ライノズ・ラッシュからの悪を討つ突撃が当たれば大規模ダメージ確定。
エオリア
ヘルシアの腹心。
《攻防一体》と防御的戦闘を駆使してパーティ最高のACを誇る壁役。
アドリアン
召喚術専攻してる普通のウィザード。
主にグリースが猛威を振るう。
エノーラ
アドリアンの腹心。
回復特化してる分、戦闘中は暇しがち。
オルト
前のめり系クレリック。
ディヴァイン・フェイヴァー使用時はヘルシアに続く戦闘力。
アシム
オルトの腹心。
《サイオニック射撃》を駆使するアーチャー。ダメージディーラーまであと一歩?

▼プレイリポート(以下アドリアン視点)
グリーンドラ…失敬、「緑色の鱗を持ち酸を吐く爬虫類様の怪物」(私の〈知識:神秘学〉では良く解らなかった。いずれ調べておく必要がある)と、多数のホブゴブリンが守る橋を(物理的な意味で)落とした我々は、「ドレリンの渡し」へ戻ることにした。
ホブゴブリンが身に着けていた武器と鎧は回収した。
野盗の様で後味が悪いが、置いていけば、いずれ進軍してくる敵の手に渡るだろう。
何より、今の「ドレリンの渡し」にはよく出来た剣と弓が必要だ。
念のため、橋から1時間ほど離れた場所にキャンプを張る。
見回りに出ているホブゴブリンが居ないとも限らない。夜襲は避けられるなら避けたいものだ。

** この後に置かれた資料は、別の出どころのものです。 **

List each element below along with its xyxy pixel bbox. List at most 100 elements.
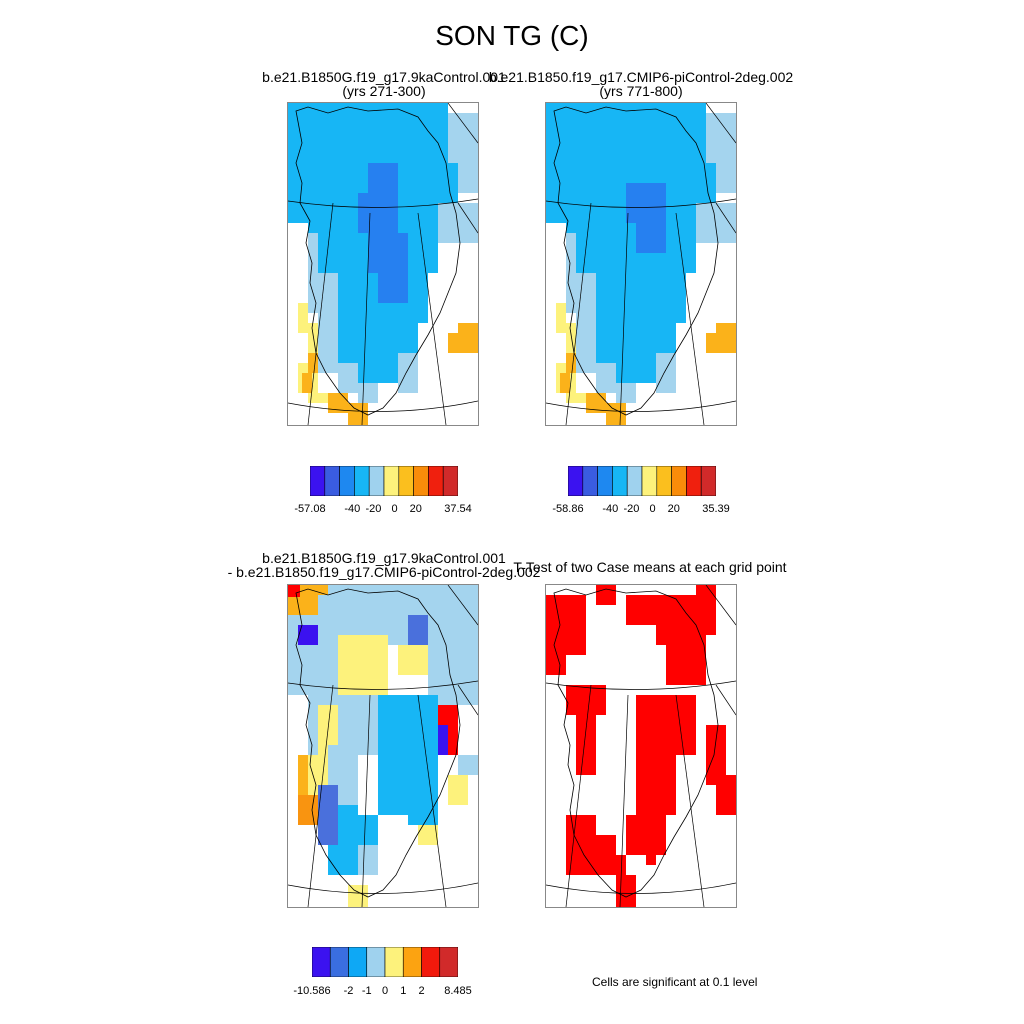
colorbar-swatch <box>671 465 687 497</box>
grid-cells <box>546 103 736 425</box>
colorbar-tick-label: -20 <box>365 503 382 515</box>
grid-cell <box>596 585 616 605</box>
grid-cell <box>556 303 566 333</box>
grid-cell <box>328 845 358 875</box>
graticule <box>288 585 478 907</box>
grid-cell <box>308 323 318 363</box>
colorbar-swatch <box>700 465 717 497</box>
grid-cell <box>546 595 586 625</box>
colorbar-tick-label: -57.08 <box>294 503 326 515</box>
colorbar-swatch <box>329 946 349 978</box>
grid-cell <box>358 193 398 233</box>
colorbar-swatch <box>582 465 598 497</box>
panel1-title-line2: (yrs 271-300) <box>342 83 426 99</box>
longitude-line <box>361 694 371 907</box>
longitude-line <box>457 684 478 716</box>
graticule <box>288 103 478 425</box>
grid-cell <box>656 625 706 645</box>
grid-cell <box>438 203 478 243</box>
grid-cell <box>348 363 398 383</box>
grid-cell <box>566 323 576 363</box>
grid-cell <box>576 273 596 373</box>
grid-cell <box>328 393 348 413</box>
grid-cell <box>706 333 716 353</box>
grid-cell <box>398 353 418 393</box>
grid-cell <box>348 885 368 907</box>
colorbar-case1 <box>309 465 459 497</box>
longitude-line <box>447 585 478 626</box>
panel2-title-line1: b.e21.B1850.f19_g17.CMIP6-piControl-2deg… <box>488 69 794 85</box>
grid-cell <box>546 625 566 675</box>
panel3-title-line2: - b.e21.B1850.f19_g17.CMIP6-piControl-2d… <box>227 564 541 580</box>
grid-cell <box>418 825 438 845</box>
longitude-line <box>417 694 447 907</box>
grid-cell <box>288 203 308 223</box>
latitude-line <box>288 400 478 412</box>
grid-cell <box>586 273 686 323</box>
colorbar-swatch <box>641 465 658 497</box>
map-panel-case2 <box>545 102 737 426</box>
grid-cell <box>302 373 312 393</box>
colorbar-case2-swatches <box>567 465 717 497</box>
grid-cell <box>606 855 626 875</box>
colorbar-tick-label: -40 <box>602 503 619 515</box>
grid-cell <box>546 103 706 113</box>
grid-cell <box>716 163 736 193</box>
grid-cell <box>348 815 378 845</box>
colorbar-swatch <box>686 465 702 497</box>
grid-cell <box>458 163 478 193</box>
longitude-line <box>361 212 371 425</box>
grid-cell <box>566 393 586 403</box>
grid-cell <box>576 715 596 775</box>
latitude-line <box>288 198 478 208</box>
colorbar-swatch <box>366 946 386 978</box>
colorbar-swatch <box>612 465 628 497</box>
colorbar-tick-label: -10.586 <box>293 985 331 997</box>
grid-cell <box>308 393 328 403</box>
colorbar-swatch <box>626 465 643 497</box>
grid-cell <box>560 373 570 393</box>
grid-cell <box>408 785 438 825</box>
grid-cells <box>288 103 478 425</box>
grid-cell <box>398 645 428 675</box>
longitude-line <box>705 585 736 626</box>
longitude-line <box>715 684 736 716</box>
colorbar-swatch <box>348 946 368 978</box>
longitude-line <box>307 684 334 907</box>
grid-cell <box>606 363 656 383</box>
grid-cell <box>288 585 300 597</box>
panel1-title: b.e21.B1850G.f19_g17.9kaControl.001 (yrs… <box>262 70 506 98</box>
grid-cell <box>288 103 448 113</box>
longitude-line <box>307 202 334 425</box>
colorbar-case2-labels: -58.86 -40 -20 0 20 35.39 <box>552 503 729 517</box>
map-difference-svg <box>288 585 478 907</box>
grid-cell <box>298 303 308 333</box>
map-panel-difference <box>287 584 479 908</box>
colorbar-difference-swatches <box>311 946 459 978</box>
grid-cell <box>686 645 706 685</box>
grid-cell <box>338 635 388 705</box>
longitude-line <box>447 103 478 144</box>
map-panel-case1 <box>287 102 479 426</box>
colorbar-tick-label: -1 <box>361 985 372 997</box>
colorbar-swatch <box>656 465 672 497</box>
grid-cell <box>358 845 378 875</box>
grid-cell <box>716 775 736 815</box>
grid-cell <box>448 333 458 353</box>
colorbar-case2 <box>567 465 717 497</box>
grid-cell <box>368 163 398 193</box>
latitude-line <box>546 400 736 412</box>
colorbar-swatch <box>442 465 459 497</box>
colorbar-swatch <box>428 465 444 497</box>
colorbar-swatch <box>339 465 355 497</box>
grid-cell <box>438 725 448 755</box>
grid-cell <box>696 203 736 243</box>
grid-cell <box>458 323 478 353</box>
latitude-line <box>288 882 478 894</box>
latitude-line <box>288 680 478 690</box>
grid-cell <box>636 755 676 815</box>
grid-cell <box>596 363 616 393</box>
grid-cell <box>448 113 478 163</box>
grid-cells <box>288 585 478 907</box>
map-panel-ttest <box>545 584 737 908</box>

無事に翌朝を迎えたため、テンサーズ・フローティング・ディスクを浮かべ、リーガル・プロセッションで馬を喚んだ。
少なくとも、武器と鎧を担ぎ、足で歩くよりは幾分かマシになるだろう。
途中、がさごそと何かが蠢く音がした。
森から這い出てきたのは、ムカデの群れ(センチピード・スウォーム)だった!
「いかん!」
とっさに放ったマキシマイズ・ファイア・ボールは、群れの大半を焼き払ったが、残ったわずかな群れを焼き払うのに我々は随分と苦労した。
我々の中で、火打石と打金、そして松明を持っているのがアシムだけであったことは、恥ずべきことだった。
皆、「誰か持ってるだろう」と思っていて、野営の際にはアシムに火付けを任せきりだったのだ。
町に戻ったら火打石と打金を買おう、と誰もが思った。
我々は、帰路にある砦とやらを確認しておく事にした。
私の貧しい〈知識:歴史〉に因れば、ヴラース砦と呼ばれていたはずのこの砦は、昔人間の砦だったはずだ。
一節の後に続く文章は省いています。